Only in the year 1952, after a difficult and tiring task of explanation, was it possible to convince the veteran Zgierz natives of the great value of an organized body, which would concern itself with all of the perplexing problems that arose after the war, in the general realm of assisting those natives of our city who came to the land as soldiers of Ander's army and as new immigrants after surviving the Holocaust.

At a special meeting of the former communal activists that took place in the home of L. Weinstein, the following important objectives were set for the coming committee that would be chosen from among the Zgierz natives:

  1. To help with advice and deeds the new immigrants from Zgierz, so that they could acclimatize in the Land and to ease their absorption difficulties.
  2. To mark the anniversary of the destruction of Zgierz with a general gathering, at which the Zgierz natives would unite themselves with the memory of the martyrs. This memorial day would be observed every year.
  3. To energetically continue with the work that had been started in Poland – the task of publishing a book that will perpetuate in an honorable fashion Zgierz and its Jews, their deeds and way of life, for generations to come. This book serves as an eternal testimony to the terrible murder and the Holocaust of our people.
  4. To choose a temporary committee that would actualize the decisions, and arrange the general gathering that would convene for a memorial ceremony.
  5. The name of the organization will be the Organization of Zgierz Natives in Israel.

The founding meeting of the organization took place on Saturday night, January 5, 1952, in the home of Nathan Nekricz. A temporary committee was selected from among those gathered, consisting of Yoav Katz, Nathan Nekricz (treasurer), Leibish Weinstein (chairman), Menachem Zakon, Yitzchak Glowinski, Aryeh Tenenbaum and Zeev Fiszer (secretary).
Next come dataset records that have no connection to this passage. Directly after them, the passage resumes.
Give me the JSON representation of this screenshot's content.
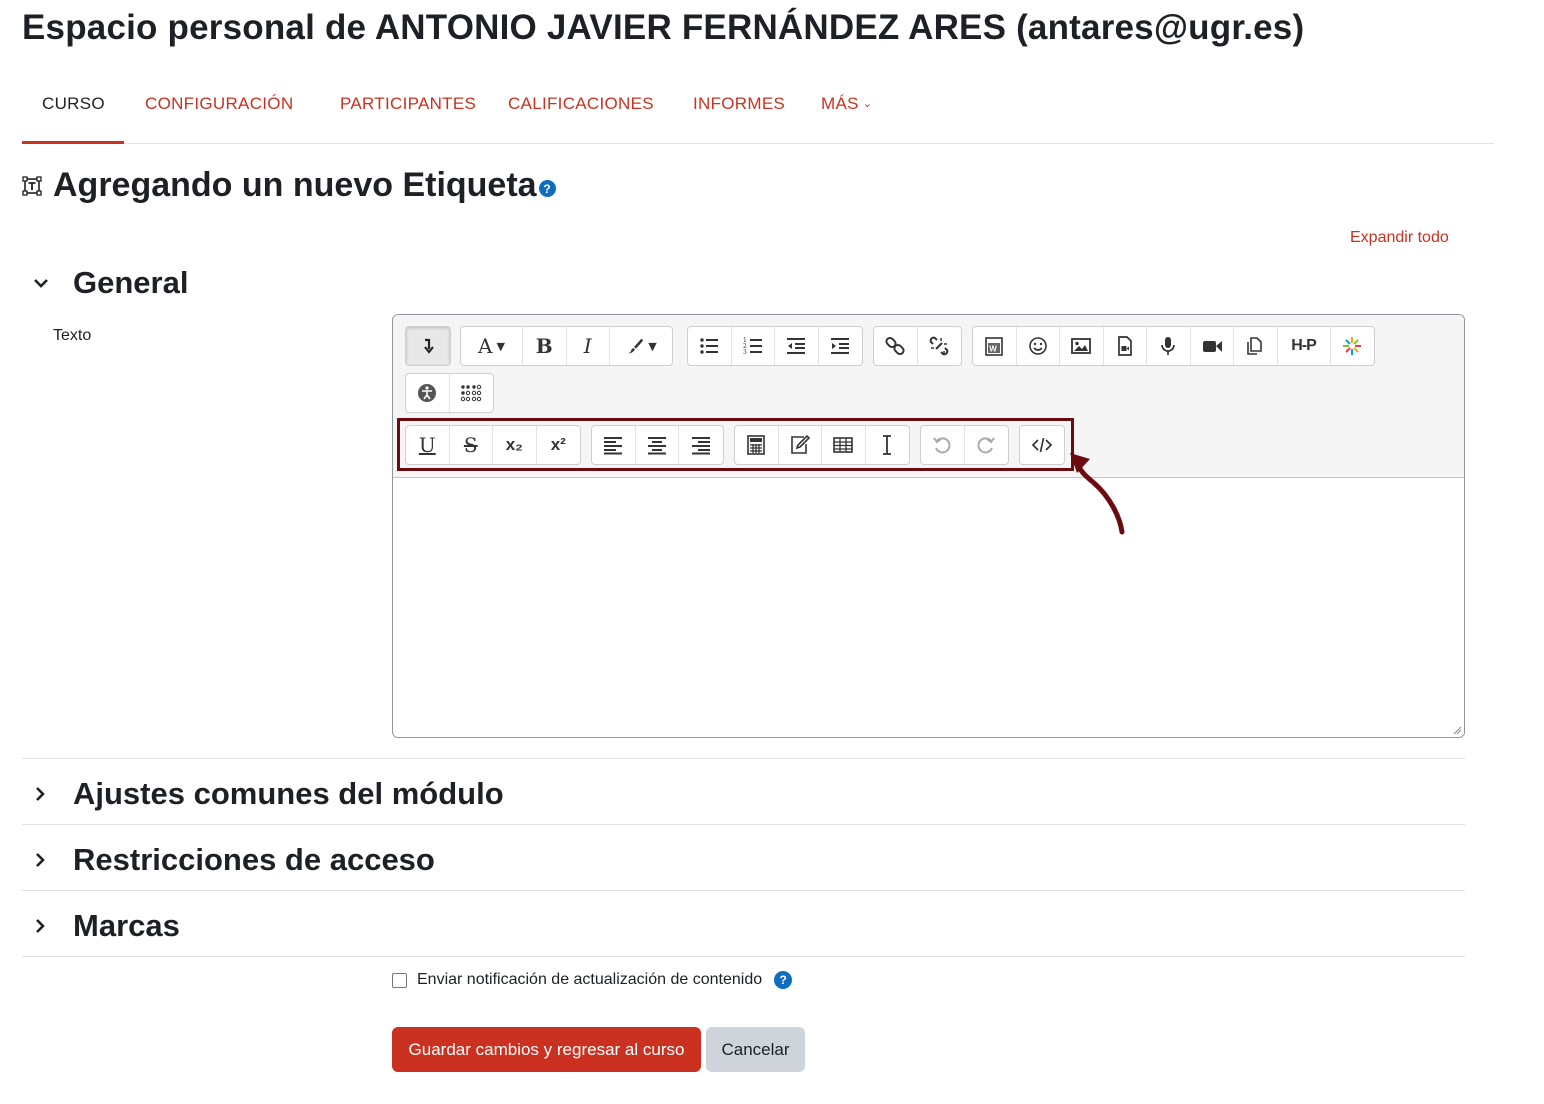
{
  "page": {
    "heading": "Espacio personal de ANTONIO JAVIER FERNÁNDEZ ARES (antares@ugr.es)"
  },
  "nav": {
    "items": [
      {
        "label": "CURSO",
        "active": true
      },
      {
        "label": "CONFIGURACIÓN"
      },
      {
        "label": "PARTICIPANTES"
      },
      {
        "label": "CALIFICACIONES"
      },
      {
        "label": "INFORMES"
      },
      {
        "label": "MÁS"
      }
    ]
  },
  "form": {
    "title": "Agregando un nuevo Etiqueta",
    "expand_all": "Expandir todo",
    "sections": {
      "general": "General",
      "common": "Ajustes comunes del módulo",
      "restrictions": "Restricciones de acceso",
      "tags": "Marcas"
    },
    "text_label": "Texto",
    "editor_value": "",
    "notification_label": "Enviar notificación de actualización de contenido",
    "notification_checked": false,
    "save_button": "Guardar cambios y regresar al curso",
    "cancel_button": "Cancelar"
  },
  "toolbar": {
    "row1": [
      [
        "show-more-buttons-icon"
      ],
      [
        "font-size-icon",
        "bold-icon",
        "italic-icon",
        "font-color-icon"
      ],
      [
        "unordered-list-icon",
        "ordered-list-icon",
        "outdent-icon",
        "indent-icon"
      ],
      [
        "link-icon",
        "unlink-icon"
      ],
      [
        "word-paste-icon",
        "emoji-icon",
        "image-icon",
        "media-icon",
        "record-audio-icon",
        "record-video-icon",
        "manage-files-icon",
        "h5p-icon",
        "kaltura-icon"
      ]
    ],
    "row2": [
      [
        "accessibility-checker-icon",
        "braille-icon"
      ]
    ],
    "row3": [
      [
        "underline-icon",
        "strikethrough-icon",
        "subscript-icon",
        "superscript-icon"
      ],
      [
        "align-left-icon",
        "align-center-icon",
        "align-right-icon"
      ],
      [
        "equation-icon",
        "edit-table-icon",
        "table-icon",
        "character-map-icon"
      ],
      [
        "undo-icon",
        "redo-icon"
      ],
      [
        "html-source-icon"
      ]
    ],
    "labels": {
      "bold": "B",
      "italic": "I",
      "underline": "U",
      "strike": "S",
      "sub": "x₂",
      "sup": "x²",
      "font": "A",
      "h5p": "H-P"
    }
  },
  "colors": {
    "accent": "#ca3120",
    "annotation": "#6b0b0f",
    "help": "#0f6cbf"
  }
}
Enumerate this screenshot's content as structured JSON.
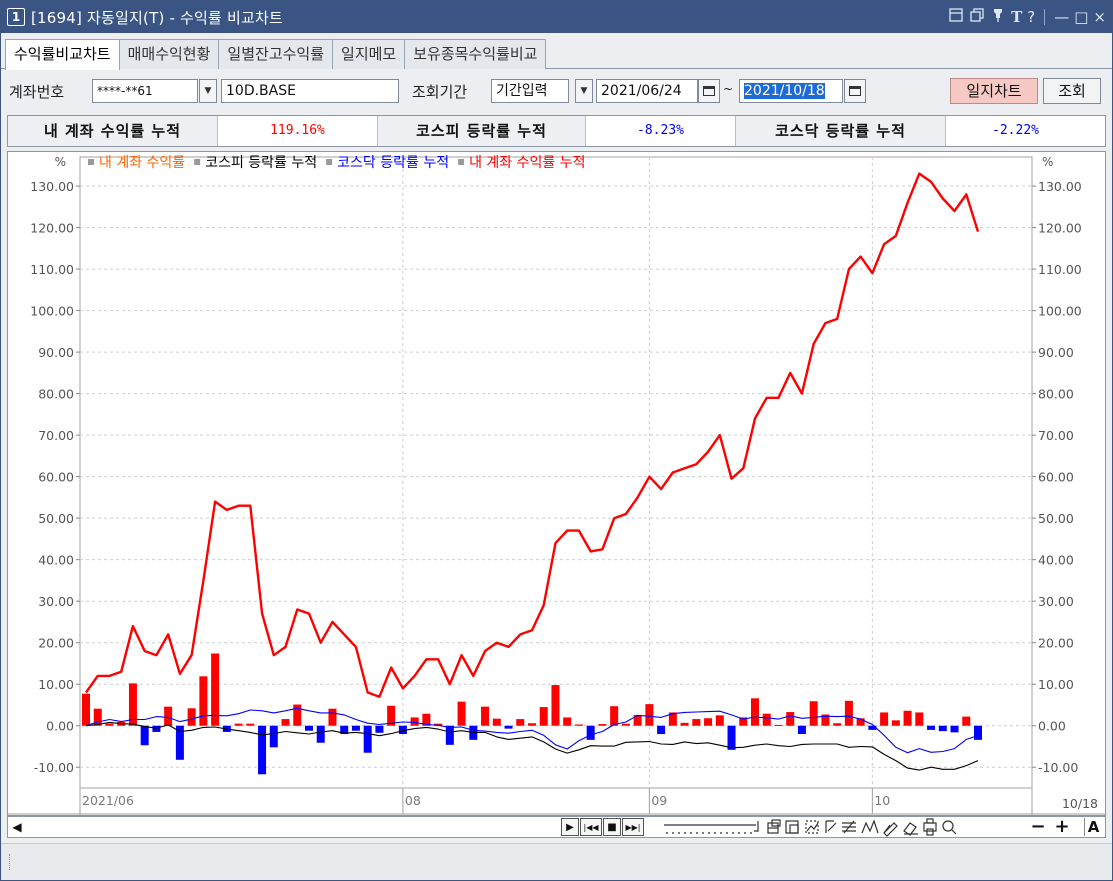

The First Memorial Gathering

The first memorial gathering of the Jews of Zgierz in Israel, convened by the “committee”, took place on the 7th of Shvat 5712 (February 3rd, 1952) in Beit Hachalutzot in Tel Aviv. It was a spontaneous demonstration of an awakening feeling of brotherhood and closeness among the Zgierz natives in the Land. Zgierz natives who had been in the Land for 20-30 years, and who had practically forgotten their origins in the far-off Diaspora, came. Forgotten powers, which stormed into their soul with the memory of their forgotten birthplace in which they had spent the years of their youth, with all of their experiences and memories, were awakened in them. The frightening realization dawned on them that the entire old world, the world of their youth, was burnt and went up in smoke, along with their relatives, friends and brothers – the Jews of the community of Zgierz had passed away from the world in the flood of blood and tribulations – they were destroyed and were no longer!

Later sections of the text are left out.